Ö.M.: Son derece acayip açıklamalar var, insan anlamlandırmakta çok büyük güçlük çekiyor. Bir yandan aile fotoğrafının ardından başlayan Sharm El-Sheikh’deki barış zirvesinde, “Kapsamlı bir belge imzalayacağız, bu masanın etrafında çok kıymetli ülkelerin temsilcileri var, onların yaptıkları katkılar unutulamaz, 3 bin yıllık savaşı sona erdirdik,” ifadesini kullanıyor. Erdoğan için de, “Ne zaman başım sıkışsa her zaman yanımda oldu, çok teşekkür etmek istiyorum. Harika bir insan, hiçbir zaman bizi yüz üstü bırakmadı,” diyor. Ayrıca da, “Katar Emiri çok büyük bir beyefendi ve inanılmaz bir lider. Ben çetin insanları yumuşak insanlara nazaran daha çok seviyorum,” diyor. “Cumhurbaşkanı Erdoğan en güçlü ordulardan birine sahip, Azerbaycan siz de gayet iyi bir iş çıkardınız, Ermenistan’la 32 yıl savaştınız ve bir saatte çözdük. Meloni de gerçekten iyi bir lider, çok önemli bir imza töreni,” demiş. Yani Ahmet Hamdi’nin ‘Ne içindeyim zamanın, ne de büsbütün dışında’ şiirinde olduğu gibi bir durum.

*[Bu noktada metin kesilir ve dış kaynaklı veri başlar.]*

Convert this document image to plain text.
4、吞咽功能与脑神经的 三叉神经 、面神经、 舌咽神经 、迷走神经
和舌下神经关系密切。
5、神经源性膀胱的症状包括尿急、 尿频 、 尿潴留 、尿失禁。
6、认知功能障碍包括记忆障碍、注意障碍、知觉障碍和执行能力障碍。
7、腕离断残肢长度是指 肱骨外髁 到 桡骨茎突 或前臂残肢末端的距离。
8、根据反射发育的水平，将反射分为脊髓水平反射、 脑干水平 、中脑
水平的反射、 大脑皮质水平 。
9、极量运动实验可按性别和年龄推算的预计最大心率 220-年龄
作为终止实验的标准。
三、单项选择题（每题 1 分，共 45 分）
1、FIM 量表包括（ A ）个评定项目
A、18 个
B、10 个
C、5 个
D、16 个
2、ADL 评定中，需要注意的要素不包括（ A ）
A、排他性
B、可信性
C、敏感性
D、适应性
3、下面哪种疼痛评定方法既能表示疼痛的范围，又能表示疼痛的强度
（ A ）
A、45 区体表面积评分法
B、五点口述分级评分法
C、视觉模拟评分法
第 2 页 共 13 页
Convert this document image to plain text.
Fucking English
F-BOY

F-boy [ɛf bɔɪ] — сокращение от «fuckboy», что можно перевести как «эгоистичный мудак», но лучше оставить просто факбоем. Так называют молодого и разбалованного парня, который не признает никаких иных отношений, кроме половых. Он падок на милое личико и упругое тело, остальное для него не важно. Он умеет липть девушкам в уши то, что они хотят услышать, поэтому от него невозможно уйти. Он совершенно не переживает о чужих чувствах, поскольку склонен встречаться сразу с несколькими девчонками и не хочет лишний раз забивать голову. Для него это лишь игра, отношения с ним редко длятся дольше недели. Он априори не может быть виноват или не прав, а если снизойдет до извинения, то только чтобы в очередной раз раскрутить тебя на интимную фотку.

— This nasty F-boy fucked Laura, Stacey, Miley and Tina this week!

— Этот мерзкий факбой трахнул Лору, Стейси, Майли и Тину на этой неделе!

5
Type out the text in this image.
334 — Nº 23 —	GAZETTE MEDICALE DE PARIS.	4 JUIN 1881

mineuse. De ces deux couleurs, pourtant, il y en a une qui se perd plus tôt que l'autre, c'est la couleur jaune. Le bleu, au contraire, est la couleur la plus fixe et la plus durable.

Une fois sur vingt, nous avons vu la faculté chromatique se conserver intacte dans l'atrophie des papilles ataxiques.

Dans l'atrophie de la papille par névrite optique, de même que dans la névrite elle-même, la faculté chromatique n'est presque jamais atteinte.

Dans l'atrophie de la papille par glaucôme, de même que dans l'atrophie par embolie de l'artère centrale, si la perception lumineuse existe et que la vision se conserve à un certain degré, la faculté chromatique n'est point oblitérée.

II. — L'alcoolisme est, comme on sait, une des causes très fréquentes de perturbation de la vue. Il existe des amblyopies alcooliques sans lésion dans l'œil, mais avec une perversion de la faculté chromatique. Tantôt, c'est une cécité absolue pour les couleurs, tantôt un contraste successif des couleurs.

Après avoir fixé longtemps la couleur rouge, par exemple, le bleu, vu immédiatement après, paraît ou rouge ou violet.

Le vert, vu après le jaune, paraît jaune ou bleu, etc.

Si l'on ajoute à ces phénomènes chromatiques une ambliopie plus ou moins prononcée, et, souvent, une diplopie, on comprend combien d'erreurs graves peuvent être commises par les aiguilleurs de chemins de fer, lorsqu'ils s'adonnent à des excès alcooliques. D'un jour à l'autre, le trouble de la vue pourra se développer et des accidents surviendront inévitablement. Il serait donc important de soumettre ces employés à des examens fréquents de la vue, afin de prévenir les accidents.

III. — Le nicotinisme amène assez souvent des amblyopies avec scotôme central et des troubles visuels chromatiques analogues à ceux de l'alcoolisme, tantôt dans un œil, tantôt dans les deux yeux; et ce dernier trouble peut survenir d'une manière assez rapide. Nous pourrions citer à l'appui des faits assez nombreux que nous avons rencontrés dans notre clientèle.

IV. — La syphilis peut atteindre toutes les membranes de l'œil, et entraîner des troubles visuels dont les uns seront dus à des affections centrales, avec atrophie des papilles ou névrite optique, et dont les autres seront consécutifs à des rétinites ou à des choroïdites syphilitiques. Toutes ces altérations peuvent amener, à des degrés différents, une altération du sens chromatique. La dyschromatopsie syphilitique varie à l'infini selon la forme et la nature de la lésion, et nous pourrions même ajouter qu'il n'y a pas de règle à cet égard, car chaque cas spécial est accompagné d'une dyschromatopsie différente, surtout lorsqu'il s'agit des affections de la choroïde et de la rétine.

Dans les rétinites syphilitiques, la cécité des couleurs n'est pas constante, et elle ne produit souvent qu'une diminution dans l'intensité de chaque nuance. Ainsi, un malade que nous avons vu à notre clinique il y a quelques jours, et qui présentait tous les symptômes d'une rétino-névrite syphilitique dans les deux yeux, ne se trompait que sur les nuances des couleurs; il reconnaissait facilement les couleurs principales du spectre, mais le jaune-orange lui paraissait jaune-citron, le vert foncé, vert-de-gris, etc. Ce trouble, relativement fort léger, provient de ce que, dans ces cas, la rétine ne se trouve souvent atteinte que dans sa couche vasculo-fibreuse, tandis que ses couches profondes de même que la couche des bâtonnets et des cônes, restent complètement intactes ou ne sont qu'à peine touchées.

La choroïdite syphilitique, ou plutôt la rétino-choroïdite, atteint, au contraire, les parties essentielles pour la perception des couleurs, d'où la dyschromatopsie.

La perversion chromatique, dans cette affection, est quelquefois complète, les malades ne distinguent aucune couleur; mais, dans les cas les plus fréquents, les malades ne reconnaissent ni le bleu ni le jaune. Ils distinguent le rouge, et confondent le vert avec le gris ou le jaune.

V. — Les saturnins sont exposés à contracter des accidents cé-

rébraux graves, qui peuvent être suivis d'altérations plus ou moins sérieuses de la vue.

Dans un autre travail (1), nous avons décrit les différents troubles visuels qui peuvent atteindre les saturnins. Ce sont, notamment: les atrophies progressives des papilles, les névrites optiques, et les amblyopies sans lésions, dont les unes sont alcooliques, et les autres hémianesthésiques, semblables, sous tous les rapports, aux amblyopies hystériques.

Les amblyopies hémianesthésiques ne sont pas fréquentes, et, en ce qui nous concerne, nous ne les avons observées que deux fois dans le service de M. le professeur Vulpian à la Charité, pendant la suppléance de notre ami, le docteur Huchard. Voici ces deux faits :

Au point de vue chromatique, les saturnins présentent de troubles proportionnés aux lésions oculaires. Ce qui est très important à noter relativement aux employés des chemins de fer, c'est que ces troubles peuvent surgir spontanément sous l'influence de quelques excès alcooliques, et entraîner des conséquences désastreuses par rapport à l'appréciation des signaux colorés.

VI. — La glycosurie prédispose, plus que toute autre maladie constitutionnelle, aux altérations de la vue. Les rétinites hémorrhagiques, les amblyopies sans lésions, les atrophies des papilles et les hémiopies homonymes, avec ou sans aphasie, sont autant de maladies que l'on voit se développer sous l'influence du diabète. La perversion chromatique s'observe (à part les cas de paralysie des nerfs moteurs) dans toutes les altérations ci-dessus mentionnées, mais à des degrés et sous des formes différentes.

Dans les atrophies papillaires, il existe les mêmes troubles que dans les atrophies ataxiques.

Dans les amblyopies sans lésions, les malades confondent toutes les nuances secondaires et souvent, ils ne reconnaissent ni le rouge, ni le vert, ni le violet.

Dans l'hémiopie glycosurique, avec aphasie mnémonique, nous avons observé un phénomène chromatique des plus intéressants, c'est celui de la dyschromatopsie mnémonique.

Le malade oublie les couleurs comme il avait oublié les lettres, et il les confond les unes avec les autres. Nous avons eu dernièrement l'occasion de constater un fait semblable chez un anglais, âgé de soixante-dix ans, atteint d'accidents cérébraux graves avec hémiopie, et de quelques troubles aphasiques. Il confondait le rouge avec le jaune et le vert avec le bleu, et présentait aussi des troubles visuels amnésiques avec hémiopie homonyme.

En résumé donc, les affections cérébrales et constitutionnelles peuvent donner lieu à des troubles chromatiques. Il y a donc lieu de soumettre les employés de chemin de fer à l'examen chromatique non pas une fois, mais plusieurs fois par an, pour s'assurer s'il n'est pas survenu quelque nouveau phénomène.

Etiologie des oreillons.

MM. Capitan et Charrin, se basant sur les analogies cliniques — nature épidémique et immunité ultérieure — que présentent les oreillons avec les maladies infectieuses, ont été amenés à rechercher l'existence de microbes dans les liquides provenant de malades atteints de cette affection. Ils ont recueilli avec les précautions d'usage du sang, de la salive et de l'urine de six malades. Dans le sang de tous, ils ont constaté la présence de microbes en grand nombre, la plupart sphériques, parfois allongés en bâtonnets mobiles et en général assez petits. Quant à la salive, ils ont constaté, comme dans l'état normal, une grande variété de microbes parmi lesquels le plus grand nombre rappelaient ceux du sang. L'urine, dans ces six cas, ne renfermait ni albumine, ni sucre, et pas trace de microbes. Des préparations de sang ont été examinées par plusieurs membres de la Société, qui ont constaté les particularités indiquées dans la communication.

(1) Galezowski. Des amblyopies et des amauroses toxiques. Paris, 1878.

A.İ.: Öyle laflar ediyor ki Azerbaycan’ı desteklerken o ‘Azerbancan’ cümlesinde sanki Türkiye Azerbaycan’ın yanında Ermenistan’a karşı 32 yıldır savaşmış gibi anlatıyor.

Ö.M.: Aynen öyle. ‘Yekpare geniş bir alanın parçalanmaz akışında’ diye Ahmet Hamdi’nin şiirini tekrar anmış olalım.

A.İ.: Trump’ın üslubu, tarzı böyle yani ne olursa, aklına ne gelirse oraya yapıştırıyor. Zaten Azerbaycan-Ermenistan-Türkiye arasındaki sınırın ne olduğunu da pek bildiğini zannetmiyorum.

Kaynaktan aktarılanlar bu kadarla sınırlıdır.